At the outset of a distribution agreement, what is to happen when the supplier–distributor relationship comes to an end is often the furthest thing from the parties’ minds.  Initial arrangements can be informal and the minutiae of the agreement between the parties can be overlooked. 

In a surprisingly large number of instances, the agreement can fail to be committed to paper at all!  But even when a formal distribution agreement is signed by the parties, practical arrangements for dealing with what happens on termination may often not be included.  These will be of vital importance at the conclusion of the parties’ relationship and consideration of them at the outset will save you time, and more importantly, expense in the later stages. 

At the end of a distribution agreement, the distributor will be concerned predominantly with ensuring that it can continue to provide alternative supplies for its customers.  On the other hand, regardless of the reason for termination, the supplier will wish to bring an end to the commercial relationship as soon as possible to enable it to pursue its future commercial objectives either through the appointment of a new supplier for the products in question or to move on to new ventures.  Written distributorship agreements, where they exist, will ordinarily deal with the position in relation to payments due from the distributor to the supplier on termination.  However, they can fail to address other practical matters.  This could mean that far from obtaining a clean break and being able to concentrate on the future, you become embroiled in ongoing wrangling with the ex-distributor and are unable to access information held by the distributor which is vital to moving your business forward. 

At the outset, therefore, the supplier (“you”) should consider what practical steps will need to be taken at the conclusion of the relationship and ensure that provision is made for these in a formal distributorship agreement.  If included in an agreement, the failure of the distributor to comply will give rise to a simple action for damages in breach of contract alongside your other legal remedies.

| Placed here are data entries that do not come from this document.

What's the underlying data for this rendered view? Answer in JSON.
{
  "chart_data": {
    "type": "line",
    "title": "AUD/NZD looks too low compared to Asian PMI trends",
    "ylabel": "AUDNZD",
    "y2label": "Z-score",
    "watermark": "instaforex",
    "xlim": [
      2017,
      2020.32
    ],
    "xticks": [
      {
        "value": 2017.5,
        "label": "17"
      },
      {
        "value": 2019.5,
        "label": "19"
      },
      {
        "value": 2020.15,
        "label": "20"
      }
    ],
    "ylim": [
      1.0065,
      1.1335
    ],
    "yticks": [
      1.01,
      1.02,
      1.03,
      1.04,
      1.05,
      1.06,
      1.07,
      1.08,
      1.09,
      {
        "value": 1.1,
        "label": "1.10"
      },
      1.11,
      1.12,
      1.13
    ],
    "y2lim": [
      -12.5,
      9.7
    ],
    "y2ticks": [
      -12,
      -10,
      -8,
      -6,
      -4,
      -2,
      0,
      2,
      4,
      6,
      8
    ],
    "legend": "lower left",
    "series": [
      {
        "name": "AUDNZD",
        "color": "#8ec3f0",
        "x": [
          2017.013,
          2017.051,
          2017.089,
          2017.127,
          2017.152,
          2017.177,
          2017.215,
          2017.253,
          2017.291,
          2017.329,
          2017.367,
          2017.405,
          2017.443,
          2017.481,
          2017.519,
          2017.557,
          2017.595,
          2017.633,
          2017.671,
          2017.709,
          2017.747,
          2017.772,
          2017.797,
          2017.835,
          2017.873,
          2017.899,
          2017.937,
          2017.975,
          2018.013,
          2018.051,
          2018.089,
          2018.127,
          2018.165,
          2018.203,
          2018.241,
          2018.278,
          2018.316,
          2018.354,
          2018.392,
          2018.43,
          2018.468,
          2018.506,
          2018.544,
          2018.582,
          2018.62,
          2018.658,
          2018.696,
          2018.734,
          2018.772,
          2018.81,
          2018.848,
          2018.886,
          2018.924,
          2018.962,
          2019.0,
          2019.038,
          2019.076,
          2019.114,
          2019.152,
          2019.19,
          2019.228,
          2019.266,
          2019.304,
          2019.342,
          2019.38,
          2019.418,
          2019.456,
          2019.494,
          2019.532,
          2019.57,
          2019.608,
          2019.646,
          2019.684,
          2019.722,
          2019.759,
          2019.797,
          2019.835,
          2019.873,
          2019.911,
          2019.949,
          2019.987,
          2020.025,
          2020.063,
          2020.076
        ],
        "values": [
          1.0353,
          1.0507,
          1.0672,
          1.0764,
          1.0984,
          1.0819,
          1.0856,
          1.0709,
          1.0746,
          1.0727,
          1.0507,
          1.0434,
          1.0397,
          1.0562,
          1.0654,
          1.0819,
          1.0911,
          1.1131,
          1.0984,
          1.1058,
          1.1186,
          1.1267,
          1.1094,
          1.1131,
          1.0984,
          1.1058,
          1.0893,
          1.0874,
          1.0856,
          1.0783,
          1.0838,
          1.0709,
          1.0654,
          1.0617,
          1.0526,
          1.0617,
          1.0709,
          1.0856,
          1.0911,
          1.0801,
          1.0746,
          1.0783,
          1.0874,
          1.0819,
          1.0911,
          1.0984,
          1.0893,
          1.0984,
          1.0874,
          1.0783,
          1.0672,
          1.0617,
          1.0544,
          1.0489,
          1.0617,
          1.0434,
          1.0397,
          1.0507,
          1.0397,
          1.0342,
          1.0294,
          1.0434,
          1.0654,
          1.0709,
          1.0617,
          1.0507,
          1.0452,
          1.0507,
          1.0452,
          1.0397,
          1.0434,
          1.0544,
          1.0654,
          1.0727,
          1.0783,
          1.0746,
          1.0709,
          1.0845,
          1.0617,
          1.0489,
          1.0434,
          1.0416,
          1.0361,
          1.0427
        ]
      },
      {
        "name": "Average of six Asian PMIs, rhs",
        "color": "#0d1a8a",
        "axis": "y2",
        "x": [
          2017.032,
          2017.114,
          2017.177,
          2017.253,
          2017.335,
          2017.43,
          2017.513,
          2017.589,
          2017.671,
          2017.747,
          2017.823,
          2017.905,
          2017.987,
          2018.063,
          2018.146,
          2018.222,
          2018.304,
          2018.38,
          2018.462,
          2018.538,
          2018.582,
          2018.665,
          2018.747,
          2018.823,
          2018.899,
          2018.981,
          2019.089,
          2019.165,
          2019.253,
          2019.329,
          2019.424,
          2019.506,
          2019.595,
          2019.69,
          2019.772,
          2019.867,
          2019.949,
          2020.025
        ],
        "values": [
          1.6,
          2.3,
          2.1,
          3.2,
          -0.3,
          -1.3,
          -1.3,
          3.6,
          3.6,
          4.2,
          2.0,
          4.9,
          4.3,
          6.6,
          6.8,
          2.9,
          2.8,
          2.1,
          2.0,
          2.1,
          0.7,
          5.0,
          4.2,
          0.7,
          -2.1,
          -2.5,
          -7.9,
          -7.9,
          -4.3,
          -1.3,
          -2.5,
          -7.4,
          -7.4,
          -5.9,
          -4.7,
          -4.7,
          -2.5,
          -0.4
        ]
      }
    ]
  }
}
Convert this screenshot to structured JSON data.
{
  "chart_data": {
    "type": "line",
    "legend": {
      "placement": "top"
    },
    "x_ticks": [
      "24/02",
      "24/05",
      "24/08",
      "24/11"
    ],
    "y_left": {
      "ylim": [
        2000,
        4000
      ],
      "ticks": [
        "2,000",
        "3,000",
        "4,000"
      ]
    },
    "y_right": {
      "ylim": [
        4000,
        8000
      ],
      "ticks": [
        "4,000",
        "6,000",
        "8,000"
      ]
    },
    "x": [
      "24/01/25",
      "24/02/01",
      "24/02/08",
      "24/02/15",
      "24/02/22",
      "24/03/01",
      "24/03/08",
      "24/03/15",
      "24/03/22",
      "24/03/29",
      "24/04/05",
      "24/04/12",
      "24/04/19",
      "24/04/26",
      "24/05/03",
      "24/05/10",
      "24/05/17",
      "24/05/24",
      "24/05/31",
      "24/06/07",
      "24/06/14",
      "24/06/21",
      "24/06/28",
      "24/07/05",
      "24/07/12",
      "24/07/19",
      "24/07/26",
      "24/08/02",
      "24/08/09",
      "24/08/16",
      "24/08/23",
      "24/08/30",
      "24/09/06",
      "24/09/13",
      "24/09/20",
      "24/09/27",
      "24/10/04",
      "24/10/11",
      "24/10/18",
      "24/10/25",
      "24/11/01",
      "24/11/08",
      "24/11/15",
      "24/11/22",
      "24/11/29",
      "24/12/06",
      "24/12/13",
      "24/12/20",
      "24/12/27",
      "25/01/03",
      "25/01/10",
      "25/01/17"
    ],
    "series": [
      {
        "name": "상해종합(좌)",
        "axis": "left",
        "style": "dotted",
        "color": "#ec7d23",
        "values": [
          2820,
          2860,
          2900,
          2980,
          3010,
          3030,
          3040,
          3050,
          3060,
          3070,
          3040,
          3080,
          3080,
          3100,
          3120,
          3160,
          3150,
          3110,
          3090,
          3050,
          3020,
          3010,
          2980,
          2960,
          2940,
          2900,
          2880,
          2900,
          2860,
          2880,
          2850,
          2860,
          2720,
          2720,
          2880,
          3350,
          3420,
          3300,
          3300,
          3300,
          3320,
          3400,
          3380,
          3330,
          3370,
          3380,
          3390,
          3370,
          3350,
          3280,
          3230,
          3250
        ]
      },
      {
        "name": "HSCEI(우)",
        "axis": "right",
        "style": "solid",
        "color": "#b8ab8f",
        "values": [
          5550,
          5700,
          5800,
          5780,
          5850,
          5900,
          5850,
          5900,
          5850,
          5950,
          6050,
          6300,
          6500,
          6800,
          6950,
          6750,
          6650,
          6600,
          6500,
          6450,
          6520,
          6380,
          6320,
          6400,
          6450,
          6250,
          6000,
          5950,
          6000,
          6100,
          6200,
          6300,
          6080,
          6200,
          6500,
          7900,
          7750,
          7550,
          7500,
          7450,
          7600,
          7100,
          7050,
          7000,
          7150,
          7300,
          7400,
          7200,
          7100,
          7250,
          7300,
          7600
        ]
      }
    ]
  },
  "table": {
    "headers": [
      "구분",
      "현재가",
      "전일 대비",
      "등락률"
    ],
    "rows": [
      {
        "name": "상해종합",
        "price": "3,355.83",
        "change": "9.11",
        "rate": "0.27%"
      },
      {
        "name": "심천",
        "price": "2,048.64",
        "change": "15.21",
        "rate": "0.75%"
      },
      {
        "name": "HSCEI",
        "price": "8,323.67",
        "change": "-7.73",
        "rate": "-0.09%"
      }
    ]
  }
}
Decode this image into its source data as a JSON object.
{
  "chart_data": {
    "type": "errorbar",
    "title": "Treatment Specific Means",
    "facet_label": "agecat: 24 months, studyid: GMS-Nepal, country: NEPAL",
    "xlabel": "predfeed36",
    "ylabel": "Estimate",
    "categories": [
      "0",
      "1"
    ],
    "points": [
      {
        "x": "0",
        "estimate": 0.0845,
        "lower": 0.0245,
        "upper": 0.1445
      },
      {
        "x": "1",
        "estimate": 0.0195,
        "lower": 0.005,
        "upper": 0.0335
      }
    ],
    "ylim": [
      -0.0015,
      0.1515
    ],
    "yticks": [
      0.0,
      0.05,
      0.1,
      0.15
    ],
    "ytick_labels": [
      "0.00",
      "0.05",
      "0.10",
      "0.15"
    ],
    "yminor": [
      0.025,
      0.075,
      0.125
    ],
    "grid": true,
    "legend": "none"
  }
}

 The following factors should be considered by the supplier:

  • What do you want to happen to the stock held by the distributor?  Will the distributor sell back the stock to you and will you agree to purchase it?  Alternatively, will the distributor simply agree to return the stock to you, or to destroy it, or allow you to collect it?  If the stock is to be returned, collected or destroyed, who will be responsible for the cost of this?
  • What will happen to orders which have been placed but where delivery falls after the termination date?  Will these be honoured?  Will you have direct access to the customer and, if so what payments will be made to the distributor in this regard?
  • What steps will the distributor need to take to cease marketing itself as a distributor of your  products?  Where have they placed adverts for the stock?  What agreements, licences or permissions does the distributor have for such advertisements, are they transferable and what termination provisions do they contain?  On which websites does your stock appear listed and how will you ensure that references to you and your products are removed? 
  • What rights will the distributor have to use your trade mark after termination? You should specify that the distributor has no right to use the trade mark on letterhead, packaging or anywhere else and that if it does retain stock which is not being disposed of, the distributor is not entitled to sell it in packaging which bears the trade mark or your name. 
  • What will happen to the distributor’s customers on termination of your relationship? You should include a provision for the distributor to provide you with a list of its customers for the products and their contact details. 
  • What will happen to your documentation which is held by the distributor?  You should include a provision that all documentation is returned upon request.  It is very unlikely that you will be able to ensure that the distributor has fully complied with such a provision but if there is likely to be certain documentation within the distributor’s possession which you know about and will want to be returned, this clause will be very helpful. 
  • What time periods do you require the above steps to have been completed by?

At a time when the relationship is likely to be frayed, if these practical matters are addressed upfront in the distribution agreement, on termination the parties will have a clear checklist of what needs to  be concluded, how they are going to be dealt with, and the timescale in which they are going to be completed, minimising the potential for further dispute (and therefore, the further involvement of lawyers) and providing both parties with as swift and as clean a break from the relationship as possible.